Frente a la iglesia, en el caserón que servía de residencia a la Compañía de Jesús, reinaban la limpieza y el silencio. El padre Juan Alonso de Polanco, el secretario permanente de la orden, ordenaba en su despacho en ese momento las cartas. No se daba descanso ni siquiera a esa hora que seguía al almuerzo. Al sentir el tañido de la campana, se detuvo en su minuciosa labor y echó mano mecánicamente al breviario que estaba sobre la mesa. Se levantó de la silla y salió para dirigirse a la capilla con la intención de rezar. Pero se topó en el corredor con el portero, que venía a avisarle de que dos padres acababan de llegar en ese momento desde Portugal y pedían ver, cuanto antes mejor, a Ignacio de Loyola.

—Yo los atenderé —contestó Polanco.

Los dos recién llegados aguardaban sentados en el banco del recibidor. Por su aspecto, se comprendía enseguida que acababan de llegar de un largo viaje.

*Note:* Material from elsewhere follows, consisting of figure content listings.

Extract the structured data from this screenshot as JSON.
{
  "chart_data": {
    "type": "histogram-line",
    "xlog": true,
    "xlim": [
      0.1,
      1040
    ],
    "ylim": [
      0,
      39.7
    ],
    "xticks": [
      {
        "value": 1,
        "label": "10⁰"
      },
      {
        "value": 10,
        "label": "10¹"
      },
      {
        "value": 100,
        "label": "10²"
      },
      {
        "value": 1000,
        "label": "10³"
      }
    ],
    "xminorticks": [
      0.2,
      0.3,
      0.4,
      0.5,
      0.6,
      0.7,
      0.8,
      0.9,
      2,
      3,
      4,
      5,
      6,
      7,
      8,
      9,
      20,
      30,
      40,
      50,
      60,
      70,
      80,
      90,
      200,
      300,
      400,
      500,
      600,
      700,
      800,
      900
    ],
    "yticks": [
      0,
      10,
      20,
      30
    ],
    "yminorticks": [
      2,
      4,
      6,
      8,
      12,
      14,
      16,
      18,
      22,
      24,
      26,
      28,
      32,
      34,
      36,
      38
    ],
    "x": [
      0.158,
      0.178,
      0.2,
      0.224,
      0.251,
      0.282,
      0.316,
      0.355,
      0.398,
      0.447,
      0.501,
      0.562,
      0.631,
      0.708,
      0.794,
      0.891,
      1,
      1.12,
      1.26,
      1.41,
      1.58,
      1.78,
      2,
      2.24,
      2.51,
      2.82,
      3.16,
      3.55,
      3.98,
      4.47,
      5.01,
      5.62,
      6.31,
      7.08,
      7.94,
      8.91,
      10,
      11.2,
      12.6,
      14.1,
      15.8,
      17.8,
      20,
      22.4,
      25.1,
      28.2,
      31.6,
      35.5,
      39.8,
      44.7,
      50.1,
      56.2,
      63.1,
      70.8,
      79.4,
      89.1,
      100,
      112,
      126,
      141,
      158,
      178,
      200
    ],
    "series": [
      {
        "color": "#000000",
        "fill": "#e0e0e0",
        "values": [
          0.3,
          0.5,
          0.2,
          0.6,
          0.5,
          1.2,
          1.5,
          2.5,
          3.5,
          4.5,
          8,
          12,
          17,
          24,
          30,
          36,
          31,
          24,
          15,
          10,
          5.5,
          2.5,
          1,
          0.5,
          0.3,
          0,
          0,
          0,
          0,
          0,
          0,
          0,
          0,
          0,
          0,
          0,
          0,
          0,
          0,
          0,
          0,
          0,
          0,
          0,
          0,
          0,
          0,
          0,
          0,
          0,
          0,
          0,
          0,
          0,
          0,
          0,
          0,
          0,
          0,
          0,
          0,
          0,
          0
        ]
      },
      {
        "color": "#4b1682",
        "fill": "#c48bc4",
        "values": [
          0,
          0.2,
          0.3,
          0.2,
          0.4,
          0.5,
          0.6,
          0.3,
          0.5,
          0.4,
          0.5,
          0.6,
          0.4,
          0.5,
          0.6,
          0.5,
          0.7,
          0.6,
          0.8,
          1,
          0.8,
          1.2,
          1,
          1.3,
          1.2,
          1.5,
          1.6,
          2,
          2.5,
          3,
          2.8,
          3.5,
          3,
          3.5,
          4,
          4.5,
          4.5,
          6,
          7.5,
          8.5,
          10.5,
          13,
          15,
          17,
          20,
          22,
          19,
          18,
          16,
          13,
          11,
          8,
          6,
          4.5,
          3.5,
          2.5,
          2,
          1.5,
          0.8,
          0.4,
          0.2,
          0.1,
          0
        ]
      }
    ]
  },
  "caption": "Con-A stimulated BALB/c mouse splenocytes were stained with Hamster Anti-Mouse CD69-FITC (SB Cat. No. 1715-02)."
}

Eran ambos jóvenes, uno más que el otro; flacos, morenos de rostro y de oscuras barbas algo crecidas. Al ver aparecer al secretario, se levantaron y se apresuraron a besarle la mano.

—¡Ah, carísimo padre Ignacio! —exclamó el que parecía ser el mayor de los dos—. ¡Es una merced grandísima de Dios poder conocer a vuestra caridad en persona! Gratia Dei!

El padre Polanco se estiró y sonrió. Era ya un hombre maduro, de cabello encanecido, delgado, alto y pálido, pero en nada se parecía físicamente a Ignacio de Loyola, bastante mayor que él. Por eso se extrañó por esta confusión. Y contestó adusto:

—Oh, no, no, hermanos, no soy el padre Ignacio. ¡Ya quisiera parecerme a él lo más mínimo! Soy sencillamente el secretario de la Compañía.